L’homme craie – C. J. Tudor

 

L’homme craie – C. J. Tudor

Éditions Pygmalion

 

Tombé dessus au détour d’une page Facebook, sur le mur de Berlin de Lau Lo. Comme quoi, Facebook ne sert pas qu’à balancer des infos sur la santé du chien, ou sur tes intestins du matin…

Drôle de roman.

Un roman qui m’a ramené juste au milieu de mon enfance, quand mes potes et moi, on s’envoyait des messages secrets, de la fenêtre du troisième à celle du rez-de-chaussée. Quand on fouillait les bois, à la recherche de la piste laissée par le sanglier dont on avait entendu parler.

Une histoire de gosses alors.

Ouais. Une histoire de gosses, des gosses qui ont grandi et qui sont restés des gamins qui ont peur des fantômes. J’aime bien les histoires de gosses, dans la mesure où elles sont bien racontées. Un peu comme dans le roman de King dont je vais pas te faire l’affront de te rappeler le titre. C’est pas tout le temps le cas. Me souviens d’un roman que j’ai pas pu finir, malgré les dithyrambes internêtiennes… Je te dis pas lequel. Cherche. Jamais chroniqué, sous peine de perdre tous les amis professionnels que je croise sur le ouaibe. Ça, c’est fait.

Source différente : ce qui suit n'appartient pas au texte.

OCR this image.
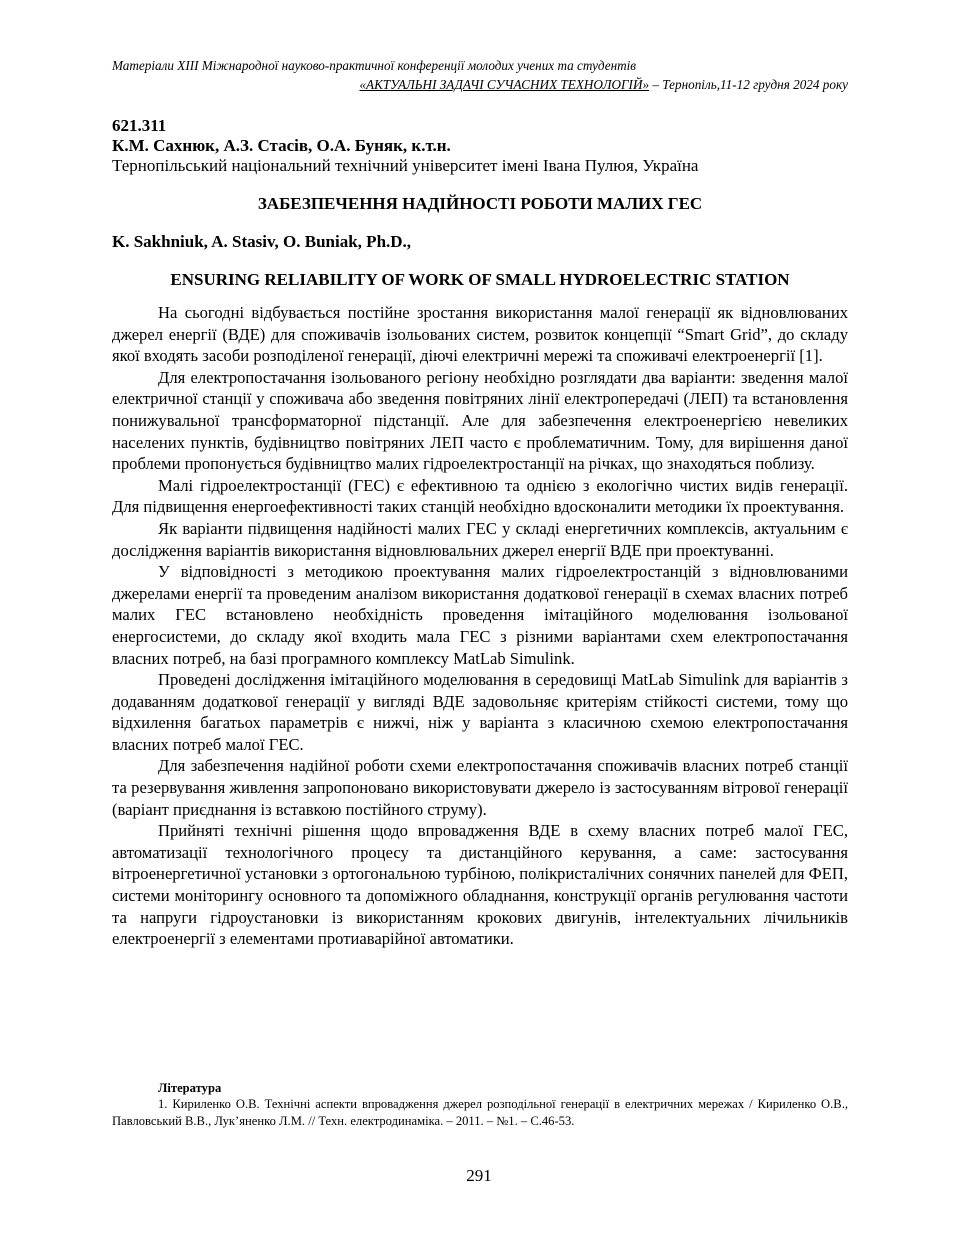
Матеріали XIII Міжнародної науково-практичної конференції молодих учених та студентів
«АКТУАЛЬНІ ЗАДАЧІ СУЧАСНИХ ТЕХНОЛОГІЙ» – Тернопіль,11-12 грудня 2024 року
621.311
К.М. Сахнюк, А.З. Стасів, О.А. Буняк, к.т.н.
Тернопільський національний технічний університет імені Івана Пулюя, Україна
ЗАБЕЗПЕЧЕННЯ НАДІЙНОСТІ РОБОТИ МАЛИХ ГЕС
K. Sakhniuk, A. Stasiv, O. Buniak, Ph.D.,
ENSURING RELIABILITY OF WORK OF SMALL HYDROELECTRIC STATION

На сьогодні відбувається постійне зростання використання малої генерації як відновлюваних джерел енергії (ВДЕ) для споживачів ізольованих систем, розвиток концепції “Smart Grid”, до складу якої входять засоби розподіленої генерації, діючі електричні мережі та споживачі електроенергії [1].

Для електропостачання ізольованого регіону необхідно розглядати два варіанти: зведення малої електричної станції у споживача або зведення повітряних лінії електропередачі (ЛЕП) та встановлення понижувальної трансформаторної підстанції. Але для забезпечення електроенергією невеликих населених пунктів, будівництво повітряних ЛЕП часто є проблематичним. Тому, для вирішення даної проблеми пропонується будівництво малих гідроелектростанції на річках, що знаходяться поблизу.

Малі гідроелектростанції (ГЕС) є ефективною та однією з екологічно чистих видів генерації. Для підвищення енергоефективності таких станцій необхідно вдосконалити методики їх проектування.

Як варіанти підвищення надійності малих ГЕС у складі енергетичних комплексів, актуальним є дослідження варіантів використання відновлювальних джерел енергії ВДЕ при проектуванні.

У відповідності з методикою проектування малих гідроелектростанцій з відновлюваними джерелами енергії та проведеним аналізом використання додаткової генерації в схемах власних потреб малих ГЕС встановлено необхідність проведення імітаційного моделювання ізольованої енергосистеми, до складу якої входить мала ГЕС з різними варіантами схем електропостачання власних потреб, на базі програмного комплексу MatLab Simulink.

Проведені дослідження імітаційного моделювання в середовищі MatLab Simulink для варіантів з додаванням додаткової генерації у вигляді ВДЕ задовольняє критеріям стійкості системи, тому що відхилення багатьох параметрів є нижчі, ніж у варіанта з класичною схемою електропостачання власних потреб малої ГЕС.

Для забезпечення надійної роботи схеми електропостачання споживачів власних потреб станції та резервування живлення запропоновано використовувати джерело із застосуванням вітрової генерації (варіант приєднання із вставкою постійного струму).

Прийняті технічні рішення щодо впровадження ВДЕ в схему власних потреб малої ГЕС, автоматизації технологічного процесу та дистанційного керування, а саме: застосування вітроенергетичної установки з ортогональною турбіною, полікристалічних сонячних панелей для ФЕП, системи моніторингу основного та допоміжного обладнання, конструкції органів регулювання частоти та напруги гідроустановки із використанням крокових двигунів, інтелектуальних лічильників електроенергії з елементами протиаварійної автоматики.

Література
1. Кириленко О.В. Технічні аспекти впровадження джерел розподільної генерації в електричних мережах / Кириленко О.В., Павловський В.В., Лук’яненко Л.М. // Техн. електродинаміка. – 2011. – №1. – С.46-53.
291
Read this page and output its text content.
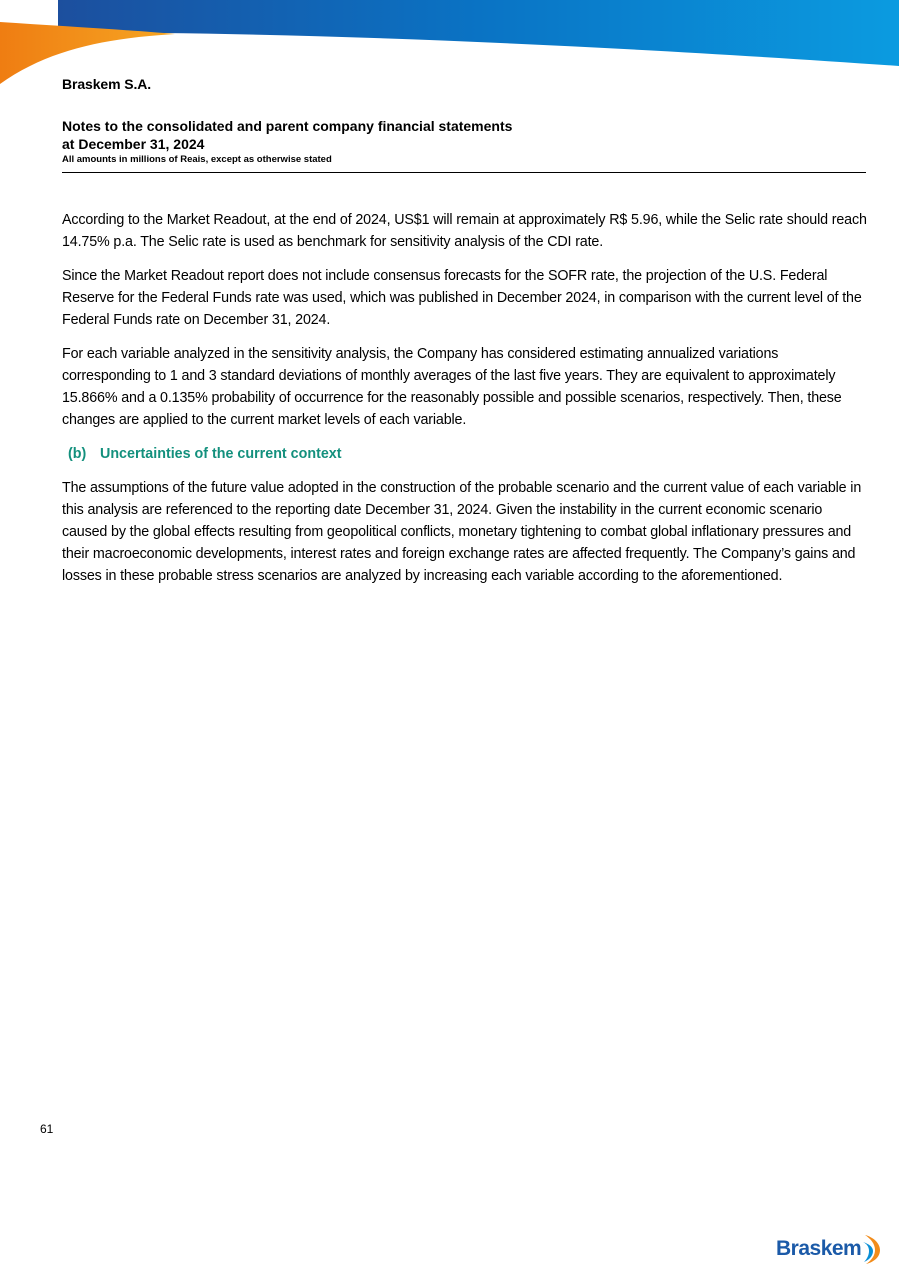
Braskem S.A.
Notes to the consolidated and parent company financial statements
at December 31, 2024
All amounts in millions of Reais, except as otherwise stated

According to the Market Readout, at the end of 2024, US$1 will remain at approximately R$ 5.96, while the Selic rate should reach 14.75% p.a. The Selic rate is used as benchmark for sensitivity analysis of the CDI rate.

Since the Market Readout report does not include consensus forecasts for the SOFR rate, the projection of the U.S. Federal Reserve for the Federal Funds rate was used, which was published in December 2024, in comparison with the current level of the Federal Funds rate on December 31, 2024.

For each variable analyzed in the sensitivity analysis, the Company has considered estimating annualized variations corresponding to 1 and 3 standard deviations of monthly averages of the last five years. They are equivalent to approximately 15.866% and a 0.135% probability of occurrence for the reasonably possible and possible scenarios, respectively. Then, these changes are applied to the current market levels of each variable.

(b) Uncertainties of the current context

The assumptions of the future value adopted in the construction of the probable scenario and the current value of each variable in this analysis are referenced to the reporting date December 31, 2024. Given the instability in the current economic scenario caused by the global effects resulting from geopolitical conflicts, monetary tightening to combat global inflationary pressures and their macroeconomic developments, interest rates and foreign exchange rates are affected frequently. The Company’s gains and losses in these probable stress scenarios are analyzed by increasing each variable according to the aforementioned.

61
Braskem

Dans ce livre, celui qui te raconte ce qui s’est passé hier, il s’appelle Eddie. Il m’a fait penser à un pote à moi. Celui qui voulait bien être Martin Luther King mais qui finalement n’était qu’un mec normal. C’est Eddie qui te parle de l’homme craie. Il avait 12 ans quand tout a commencé. Quand quelqu’un lui a donné cette idée de fabriquer des messages secrets en dessinant des bonshommes à la craie.

Et au début, c’était plutôt drôle.

Jusqu’à la première fille.

Il y a les potes d’Eddie, aussi, ceux qui passent leurs journées avec lui.

Gav, dont les parents ont du pognon, mais il se la joue pas avec ses potes, et ça, c’est bien. On a sans doute tous eu un copain comme lui. Tu te souviens ?

Hoppo. Sa mère est femme de ménage. C’est pas un boulot facile. C’est la vraie vie, là encore.
Mickey. Pas grand chose à dire sur lui. Presque à penser qu’il est revenu de tout, et à douze ans, c’est ballot d’être à ce point aussi loin de sa vie d’enfant.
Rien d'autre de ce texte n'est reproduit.